Lebih lanjut kata Budi Prasetyo Sudewo diperiksa secara intensif oleh KPK di Polres Kudus. KPK memiliki waktu 1x24 jam untuk menentukan status dari Sudewo dan pihak-pihak yang ditangkap dari OTT di Pati sesuai dengan Kitab Undang-Undang Hukum Acara Pidana (KUHAP).

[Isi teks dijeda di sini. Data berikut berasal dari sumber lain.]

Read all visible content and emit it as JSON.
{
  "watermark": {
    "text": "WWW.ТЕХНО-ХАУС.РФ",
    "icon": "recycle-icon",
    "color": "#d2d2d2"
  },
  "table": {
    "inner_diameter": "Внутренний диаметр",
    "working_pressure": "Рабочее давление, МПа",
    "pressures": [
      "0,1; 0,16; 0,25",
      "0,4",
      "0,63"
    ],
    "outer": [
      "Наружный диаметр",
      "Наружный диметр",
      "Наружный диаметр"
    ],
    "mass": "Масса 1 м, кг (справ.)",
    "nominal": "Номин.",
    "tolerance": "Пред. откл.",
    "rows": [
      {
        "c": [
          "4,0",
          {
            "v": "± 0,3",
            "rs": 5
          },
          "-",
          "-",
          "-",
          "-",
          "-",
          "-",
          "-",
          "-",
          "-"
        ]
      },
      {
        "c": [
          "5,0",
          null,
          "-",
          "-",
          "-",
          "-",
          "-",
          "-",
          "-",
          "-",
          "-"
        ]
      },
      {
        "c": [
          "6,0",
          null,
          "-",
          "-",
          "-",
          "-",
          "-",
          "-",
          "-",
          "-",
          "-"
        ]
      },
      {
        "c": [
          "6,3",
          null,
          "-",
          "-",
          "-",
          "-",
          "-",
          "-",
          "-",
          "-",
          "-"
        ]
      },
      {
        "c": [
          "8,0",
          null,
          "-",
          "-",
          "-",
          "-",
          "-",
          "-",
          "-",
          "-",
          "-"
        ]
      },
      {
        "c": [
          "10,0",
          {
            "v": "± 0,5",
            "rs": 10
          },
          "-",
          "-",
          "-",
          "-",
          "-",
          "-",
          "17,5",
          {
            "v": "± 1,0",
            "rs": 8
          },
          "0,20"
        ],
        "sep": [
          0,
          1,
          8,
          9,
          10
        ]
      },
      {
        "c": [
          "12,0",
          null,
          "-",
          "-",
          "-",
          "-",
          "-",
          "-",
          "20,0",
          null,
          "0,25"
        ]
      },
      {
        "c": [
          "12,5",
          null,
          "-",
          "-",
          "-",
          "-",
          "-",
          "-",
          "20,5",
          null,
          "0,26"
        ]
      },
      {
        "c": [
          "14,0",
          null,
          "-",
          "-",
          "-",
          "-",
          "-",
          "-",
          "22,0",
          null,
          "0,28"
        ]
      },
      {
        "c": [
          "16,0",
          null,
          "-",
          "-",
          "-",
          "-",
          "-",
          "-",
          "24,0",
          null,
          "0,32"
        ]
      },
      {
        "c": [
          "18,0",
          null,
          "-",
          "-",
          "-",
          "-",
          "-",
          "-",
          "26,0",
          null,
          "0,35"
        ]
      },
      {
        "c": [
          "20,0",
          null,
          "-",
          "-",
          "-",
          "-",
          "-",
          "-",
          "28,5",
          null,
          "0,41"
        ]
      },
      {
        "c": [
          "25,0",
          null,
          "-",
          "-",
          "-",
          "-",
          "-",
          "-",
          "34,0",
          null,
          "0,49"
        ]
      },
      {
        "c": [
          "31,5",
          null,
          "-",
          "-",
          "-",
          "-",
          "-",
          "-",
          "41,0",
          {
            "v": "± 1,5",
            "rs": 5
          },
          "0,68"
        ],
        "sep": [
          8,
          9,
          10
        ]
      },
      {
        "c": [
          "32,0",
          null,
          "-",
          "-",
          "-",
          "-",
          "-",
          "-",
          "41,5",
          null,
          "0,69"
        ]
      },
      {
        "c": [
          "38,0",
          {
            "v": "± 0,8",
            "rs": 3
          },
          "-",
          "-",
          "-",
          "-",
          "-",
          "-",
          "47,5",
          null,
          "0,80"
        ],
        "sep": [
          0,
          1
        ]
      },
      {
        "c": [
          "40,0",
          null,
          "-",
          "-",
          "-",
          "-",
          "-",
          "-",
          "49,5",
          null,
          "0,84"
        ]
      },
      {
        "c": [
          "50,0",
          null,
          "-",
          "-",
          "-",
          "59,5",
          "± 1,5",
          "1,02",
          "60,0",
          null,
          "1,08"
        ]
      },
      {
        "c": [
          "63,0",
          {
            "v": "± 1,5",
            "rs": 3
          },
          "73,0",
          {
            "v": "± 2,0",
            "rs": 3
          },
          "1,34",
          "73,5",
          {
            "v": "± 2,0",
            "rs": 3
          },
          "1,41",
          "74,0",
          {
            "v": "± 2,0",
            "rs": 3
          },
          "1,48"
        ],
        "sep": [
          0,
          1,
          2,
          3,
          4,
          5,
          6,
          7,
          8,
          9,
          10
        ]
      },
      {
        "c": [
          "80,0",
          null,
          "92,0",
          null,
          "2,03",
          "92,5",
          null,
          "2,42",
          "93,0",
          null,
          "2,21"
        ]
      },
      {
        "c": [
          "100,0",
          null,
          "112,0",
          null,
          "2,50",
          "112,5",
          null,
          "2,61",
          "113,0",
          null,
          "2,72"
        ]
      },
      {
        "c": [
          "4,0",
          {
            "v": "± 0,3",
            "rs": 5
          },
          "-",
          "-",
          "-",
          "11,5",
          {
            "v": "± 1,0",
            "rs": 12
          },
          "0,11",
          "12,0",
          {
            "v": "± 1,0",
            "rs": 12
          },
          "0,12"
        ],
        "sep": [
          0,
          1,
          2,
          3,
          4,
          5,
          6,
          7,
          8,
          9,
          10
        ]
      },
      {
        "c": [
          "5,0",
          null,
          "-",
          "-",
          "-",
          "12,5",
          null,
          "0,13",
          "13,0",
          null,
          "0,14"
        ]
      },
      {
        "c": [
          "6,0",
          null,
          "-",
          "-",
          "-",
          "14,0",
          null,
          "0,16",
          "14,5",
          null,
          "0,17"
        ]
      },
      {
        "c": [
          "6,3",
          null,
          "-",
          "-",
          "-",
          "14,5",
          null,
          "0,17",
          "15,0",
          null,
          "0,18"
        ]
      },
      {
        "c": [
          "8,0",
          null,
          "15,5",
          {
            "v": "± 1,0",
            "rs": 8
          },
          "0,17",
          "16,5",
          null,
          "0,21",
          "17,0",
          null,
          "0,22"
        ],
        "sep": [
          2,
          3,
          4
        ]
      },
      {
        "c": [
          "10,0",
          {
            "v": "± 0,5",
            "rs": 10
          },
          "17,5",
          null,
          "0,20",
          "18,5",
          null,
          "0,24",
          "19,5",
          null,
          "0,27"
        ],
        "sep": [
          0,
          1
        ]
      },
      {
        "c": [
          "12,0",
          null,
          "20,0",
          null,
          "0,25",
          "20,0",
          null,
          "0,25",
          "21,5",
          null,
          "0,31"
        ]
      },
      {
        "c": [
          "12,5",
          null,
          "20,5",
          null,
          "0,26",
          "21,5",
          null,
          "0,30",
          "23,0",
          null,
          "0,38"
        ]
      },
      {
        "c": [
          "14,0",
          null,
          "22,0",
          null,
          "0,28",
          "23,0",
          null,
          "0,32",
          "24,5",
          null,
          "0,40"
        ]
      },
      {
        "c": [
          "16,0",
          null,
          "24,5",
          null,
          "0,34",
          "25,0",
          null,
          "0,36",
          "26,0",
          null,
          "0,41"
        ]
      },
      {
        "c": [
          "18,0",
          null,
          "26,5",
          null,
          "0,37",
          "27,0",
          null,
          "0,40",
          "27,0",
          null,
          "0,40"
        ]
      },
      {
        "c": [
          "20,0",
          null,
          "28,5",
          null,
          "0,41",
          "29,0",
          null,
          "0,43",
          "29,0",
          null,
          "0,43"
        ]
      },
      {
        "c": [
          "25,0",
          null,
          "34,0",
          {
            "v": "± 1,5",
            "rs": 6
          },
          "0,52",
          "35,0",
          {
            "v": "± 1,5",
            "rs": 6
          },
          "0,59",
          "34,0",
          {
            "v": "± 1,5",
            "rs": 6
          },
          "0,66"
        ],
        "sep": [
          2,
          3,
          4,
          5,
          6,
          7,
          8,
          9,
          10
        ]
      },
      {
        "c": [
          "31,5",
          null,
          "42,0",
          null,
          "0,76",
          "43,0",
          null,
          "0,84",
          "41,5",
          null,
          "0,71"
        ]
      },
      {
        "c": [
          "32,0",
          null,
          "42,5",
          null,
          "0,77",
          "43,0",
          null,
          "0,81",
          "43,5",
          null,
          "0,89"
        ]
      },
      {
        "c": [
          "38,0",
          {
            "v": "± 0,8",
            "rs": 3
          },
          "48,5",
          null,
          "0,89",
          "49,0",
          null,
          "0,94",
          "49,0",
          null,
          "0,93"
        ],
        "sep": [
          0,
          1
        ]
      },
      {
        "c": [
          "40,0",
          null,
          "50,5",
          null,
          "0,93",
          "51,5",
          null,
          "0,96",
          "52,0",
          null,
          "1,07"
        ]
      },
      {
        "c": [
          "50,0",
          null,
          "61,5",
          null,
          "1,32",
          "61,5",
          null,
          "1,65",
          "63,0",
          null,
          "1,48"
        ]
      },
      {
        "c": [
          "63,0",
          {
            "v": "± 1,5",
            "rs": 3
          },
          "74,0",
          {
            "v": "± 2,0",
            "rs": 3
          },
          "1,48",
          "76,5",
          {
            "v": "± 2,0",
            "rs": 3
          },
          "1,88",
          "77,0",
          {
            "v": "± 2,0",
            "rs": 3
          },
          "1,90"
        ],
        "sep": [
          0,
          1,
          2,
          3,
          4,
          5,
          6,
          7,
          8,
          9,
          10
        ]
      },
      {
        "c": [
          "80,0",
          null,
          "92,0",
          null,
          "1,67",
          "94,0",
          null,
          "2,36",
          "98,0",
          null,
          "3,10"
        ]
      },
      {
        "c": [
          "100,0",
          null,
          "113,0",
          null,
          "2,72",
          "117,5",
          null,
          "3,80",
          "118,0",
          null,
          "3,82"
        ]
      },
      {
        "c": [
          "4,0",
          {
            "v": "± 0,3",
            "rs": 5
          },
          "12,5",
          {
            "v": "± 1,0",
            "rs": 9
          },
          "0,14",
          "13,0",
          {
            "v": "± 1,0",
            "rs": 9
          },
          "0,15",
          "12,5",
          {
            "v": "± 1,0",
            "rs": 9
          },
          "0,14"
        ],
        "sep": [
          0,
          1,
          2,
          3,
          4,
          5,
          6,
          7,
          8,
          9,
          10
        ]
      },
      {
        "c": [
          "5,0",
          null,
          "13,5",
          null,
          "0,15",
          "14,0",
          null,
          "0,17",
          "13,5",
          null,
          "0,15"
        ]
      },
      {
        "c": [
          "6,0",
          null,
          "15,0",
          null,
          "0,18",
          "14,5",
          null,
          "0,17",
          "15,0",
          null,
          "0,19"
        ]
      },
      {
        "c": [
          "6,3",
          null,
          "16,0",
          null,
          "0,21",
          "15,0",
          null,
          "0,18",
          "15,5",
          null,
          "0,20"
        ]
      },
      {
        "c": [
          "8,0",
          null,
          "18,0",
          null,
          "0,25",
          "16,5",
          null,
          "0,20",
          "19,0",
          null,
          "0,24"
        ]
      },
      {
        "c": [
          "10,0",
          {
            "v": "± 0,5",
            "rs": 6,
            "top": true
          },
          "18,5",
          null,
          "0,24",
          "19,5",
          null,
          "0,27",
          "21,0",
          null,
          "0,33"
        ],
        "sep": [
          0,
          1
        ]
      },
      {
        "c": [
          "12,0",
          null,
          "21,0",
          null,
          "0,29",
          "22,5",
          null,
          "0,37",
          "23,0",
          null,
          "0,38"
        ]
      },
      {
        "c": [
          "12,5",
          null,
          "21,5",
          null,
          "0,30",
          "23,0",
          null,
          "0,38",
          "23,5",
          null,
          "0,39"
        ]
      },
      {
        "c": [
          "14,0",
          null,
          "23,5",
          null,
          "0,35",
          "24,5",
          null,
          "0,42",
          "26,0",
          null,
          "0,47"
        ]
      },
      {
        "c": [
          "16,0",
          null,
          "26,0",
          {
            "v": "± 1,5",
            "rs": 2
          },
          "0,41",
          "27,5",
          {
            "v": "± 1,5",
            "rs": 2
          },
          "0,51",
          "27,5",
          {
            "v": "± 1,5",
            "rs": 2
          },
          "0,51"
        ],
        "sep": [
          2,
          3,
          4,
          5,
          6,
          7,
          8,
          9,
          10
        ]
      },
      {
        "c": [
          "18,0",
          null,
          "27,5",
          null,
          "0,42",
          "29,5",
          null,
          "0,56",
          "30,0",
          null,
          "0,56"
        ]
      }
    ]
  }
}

Sebelumnya dikabarkan Bupati Pati Sudewo dikabarkan tengah menjalani pemeriksaan oleh Komisi Pemberantasan Korupsi (KPK) di Mapolres Kudus. Pemeriksaan tersebut diduga berkaitan dengan kasus pengisian perangkat desa (perades) tahun 2024.
Tak hanya Sudewo, Kepala Dispermades Pati Tri Haryama, Camat Jaken Tri Agung Setiawan, serta sejumlah kepala desa juga dikabarkan ikut dimintai keterangan oleh penyidik.
Berdasarkan informasi yang dihimpun IDN Times, aktivitas pemeriksaan di Polres Kudus berlangsung mulai pukul 01.00 WIB. Tim penyidik KPK meminjam tempat di Polres Kudus untuk mendalami keterangan saksi dan mengamankan data awal. Sementara itu Bupati Pati Sudewo dan Wakil Bupati Pati Risma Ardhi Chandra juga belum merespons saat dihubungi wartawan.
Fokus pemeriksaan KPK mengarah pada dugaan praktik transaksional atau jual beli jabatan. Penyidik mengendus adanya indikasi suap dan gratifikasi dalam proses pengangkatan perangkat desa yang diduga menyimpang dari mekanisme resmi.
Suasana di Pendapa Kabupaten Pati pada Senin, (19/1/2026) juga terlihat lebih lengang dari biasanya. Mobil dinas Bupati Sudewo tampak terparkir di halaman. Seorang sumber menyebut jika Bupati Sudewo sedang beraktivitas di luar kota. Berdasarkan agenda Bupati Pati Sudewo hari ini menghadiri Asosiasi Pemerintah Seluruh Indonesia di Batam.